Polski
El otro día al recordar el barrio asociado con la lluvia, repasé mentalmente los árboles que se encuentran allí, antes de nuestra llegada. Una doble fila de casuarinas, que toda mi infancia los reconocí como pinos, definían una entrada de tierra a las canchas de rugby, al ya inexistente Club Buenos Aires. Hoy eso es propiedad del Hindú Club, la entrada fue alambrada, quedando como calle interna. De chico, uno de mis placeres era sentarme o pasearme por entre aquellos altos arboles, y poder escuchar el típico silbido que su follaje produce al ser atravesado por el viento. Los días de vientos fuertes o tormenta, gustaba pasar por allí de camino o de regreso de la escuela primaria, la humilde N° 22 tan precaria en su construcción, pero tan cara a los afectos de los niños de aquel entonces. Solo la dirección y un aula adyacente eran de material, al fondo las aulas prefabricadas de madera, eran terriblemente frías en los helados inviernos, todavía el agua de las zanjas se escarchaba y la helada blanqueaba los pastos de los tantos terrenos baldíos existentes. A la izquierda de las casuarinas, actualmente hay una cancha de rugby, en el año 1954, cuando llegamos a Don Torcuato, existía allí una caballeriza, su forma en U, recreaba un enorme patio central donde estaban los bebederos y palenques delante de los boxes, la construcción era de ladrillos a la vista y madera, una alta torre con mirador sumaba su encanto, en su parte media comunicaba con un pasillo a lo largo de los boxes, y había unos cuartos destinados a herramientas, depósitos de granos y alfalfa. Jugar a las escondidas en ese lugar, era como sentirse dentro de un tenebroso castillo. Vericuetos por doquier, ¡era un lugar de fantasía!

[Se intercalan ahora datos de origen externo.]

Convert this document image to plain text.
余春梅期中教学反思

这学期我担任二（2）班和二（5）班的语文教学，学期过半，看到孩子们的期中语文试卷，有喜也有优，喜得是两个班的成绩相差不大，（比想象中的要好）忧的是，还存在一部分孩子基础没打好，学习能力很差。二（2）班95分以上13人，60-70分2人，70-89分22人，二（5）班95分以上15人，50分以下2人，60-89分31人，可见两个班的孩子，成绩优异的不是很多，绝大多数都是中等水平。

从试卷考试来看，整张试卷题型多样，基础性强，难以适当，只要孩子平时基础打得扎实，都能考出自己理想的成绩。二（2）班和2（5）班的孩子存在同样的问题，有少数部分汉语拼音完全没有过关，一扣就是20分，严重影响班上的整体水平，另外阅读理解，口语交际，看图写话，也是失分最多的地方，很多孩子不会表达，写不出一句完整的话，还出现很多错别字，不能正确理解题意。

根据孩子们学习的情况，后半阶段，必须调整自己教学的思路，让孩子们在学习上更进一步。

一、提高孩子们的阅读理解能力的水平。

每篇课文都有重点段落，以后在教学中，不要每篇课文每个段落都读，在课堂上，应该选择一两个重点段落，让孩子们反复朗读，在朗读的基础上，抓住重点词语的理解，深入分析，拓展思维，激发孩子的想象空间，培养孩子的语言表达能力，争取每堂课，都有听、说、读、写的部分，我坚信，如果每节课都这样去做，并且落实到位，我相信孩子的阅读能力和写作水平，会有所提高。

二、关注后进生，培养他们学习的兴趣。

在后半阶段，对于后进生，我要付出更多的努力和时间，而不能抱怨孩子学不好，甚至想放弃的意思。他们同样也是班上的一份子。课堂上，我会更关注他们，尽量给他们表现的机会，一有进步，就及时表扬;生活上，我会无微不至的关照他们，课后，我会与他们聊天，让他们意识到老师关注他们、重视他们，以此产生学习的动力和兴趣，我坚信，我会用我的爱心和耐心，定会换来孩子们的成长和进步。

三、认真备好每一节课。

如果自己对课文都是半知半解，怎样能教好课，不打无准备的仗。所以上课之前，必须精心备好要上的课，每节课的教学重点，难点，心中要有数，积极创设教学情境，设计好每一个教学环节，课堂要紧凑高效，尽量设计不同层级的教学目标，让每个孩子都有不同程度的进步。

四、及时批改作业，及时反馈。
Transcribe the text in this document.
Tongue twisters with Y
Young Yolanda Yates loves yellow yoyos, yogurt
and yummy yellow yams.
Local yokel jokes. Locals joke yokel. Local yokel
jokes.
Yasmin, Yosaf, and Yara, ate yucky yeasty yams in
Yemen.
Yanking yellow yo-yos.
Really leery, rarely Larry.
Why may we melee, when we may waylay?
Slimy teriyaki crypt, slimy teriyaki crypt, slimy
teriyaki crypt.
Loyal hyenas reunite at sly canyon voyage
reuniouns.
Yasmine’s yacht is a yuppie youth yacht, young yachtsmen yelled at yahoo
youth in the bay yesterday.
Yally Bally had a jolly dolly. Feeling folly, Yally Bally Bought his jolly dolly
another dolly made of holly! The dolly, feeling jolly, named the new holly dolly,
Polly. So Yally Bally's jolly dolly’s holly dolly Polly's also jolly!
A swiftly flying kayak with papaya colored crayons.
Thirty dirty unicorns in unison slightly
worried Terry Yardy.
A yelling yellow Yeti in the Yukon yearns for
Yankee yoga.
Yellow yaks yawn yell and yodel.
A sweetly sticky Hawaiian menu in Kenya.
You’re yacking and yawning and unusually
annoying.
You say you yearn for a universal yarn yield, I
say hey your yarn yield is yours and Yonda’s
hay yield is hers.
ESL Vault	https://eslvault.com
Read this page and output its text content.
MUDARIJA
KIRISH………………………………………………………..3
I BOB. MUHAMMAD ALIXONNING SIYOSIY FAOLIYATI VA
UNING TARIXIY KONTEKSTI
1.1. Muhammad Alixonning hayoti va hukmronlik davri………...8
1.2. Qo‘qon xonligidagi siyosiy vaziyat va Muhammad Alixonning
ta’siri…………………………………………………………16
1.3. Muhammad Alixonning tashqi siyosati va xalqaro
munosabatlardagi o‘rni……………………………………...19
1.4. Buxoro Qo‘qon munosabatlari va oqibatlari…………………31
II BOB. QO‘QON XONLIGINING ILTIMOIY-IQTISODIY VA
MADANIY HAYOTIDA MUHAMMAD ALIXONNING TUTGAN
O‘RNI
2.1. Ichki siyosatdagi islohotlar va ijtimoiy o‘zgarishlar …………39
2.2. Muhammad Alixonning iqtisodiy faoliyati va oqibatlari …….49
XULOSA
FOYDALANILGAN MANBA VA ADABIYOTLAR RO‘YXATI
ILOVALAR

Esos bonitos caballos, destinados al uso de los socios, nos parecían algo inalcanzable, toda la infancia parecía un recordatorio de que, muchas cosas no eran para nosotros. No había más que observar a quienes los fines de semana lo utilizaban, finas ropas, botas de cuero de excepcional belleza, sus gorros de equitación, delicados perfumes, en fin toda una prestancia, un modo de hablar que sentíamos ajeno, distante, casi otro idioma, pronunciaciones correctas, contrastaban con nuestro lenguaje popular y limitado. Y algo muy significativo que ahondaba el abismo existente, el gesto y la mirada, ¡eso si que ponía distancia! Al poco tiempo, vaya a saber porque motivaciones, probablemente económicas, la caballeriza fue desactivada, al igual que las canchas de polo. Los caballos se marcharon, y el mantenimiento del lugar se hizo inexistente, el deterioro no tardó en aparecer, y las ruinas nos recordarían años más tarde, la escasa distancia que existe entre el esplendor y la decadencia, después de todo, la historia de la humanidad se reiteraba allí a pequeña escala.
En el lateral izquierdo de la caballeriza, había otra doble fila de casuarinas, que luego fueron taladas, entre ellas había una pequeñas casitas de chapa ondulada y zincada, cuyos techos eran de la misma chapa, pero curva. Eran las casas de los jardineros del Hindú, los que allí vivían tenían una característica, eran todos de origen polaco, solos, sin familia. Habían huido del horror de la guerra, y en el alcohol encontraban su consuelo y su perdición. Por las tardes, finalizadas sus tareas en las canchas de golf, se los veía pasar con sus bolsas de tela, llenas de botellas vacías, recorrían las dos cuadras que mediaban entre sus casas y el Bar Almacén del viejo Hodja, también polaco pero con familia. Allí se sentaban a beber, y a la vuelta caminaban dificultosamente, terminando muchas veces caídos en los pastizales al costado de la calle polvorienta, donde vencidos por los vahos del alcohol y el cansancio, dormían un largo rato, para continuar luego su camino. Los chicos del barrio solíamos ir a pedirle las estampillas de las cartas que recibían de sus familiares y amigos en Polonia, conocimos la palabra Polsky, como identificatoria de aquel país. Cordiales y tiernos con los niños, siempre nos guardaban los sellos postales, tan difíciles de obtener para nosotros.
Ellos y sus casas, la caballeriza y las casuarinas que las rodeaban, cayeron abatidos para dar lugar a una nueva cancha de rugby. Solo quedó una doble hilera de casuarinas, las del lateral derecho, pero cuando el viento arrecia, su silbido se amplifica dando un toque de misterio al oyente, que si conoce la historia, no tardara cerrando los ojos, volver a ver las imágenes de aquellos jardineros polacos, tan laboriosos y sufridos, atrapados en los recuerdos de su patria natal, cuyas voces casi ininteligibles, todavía resuenan entre las casuarinas.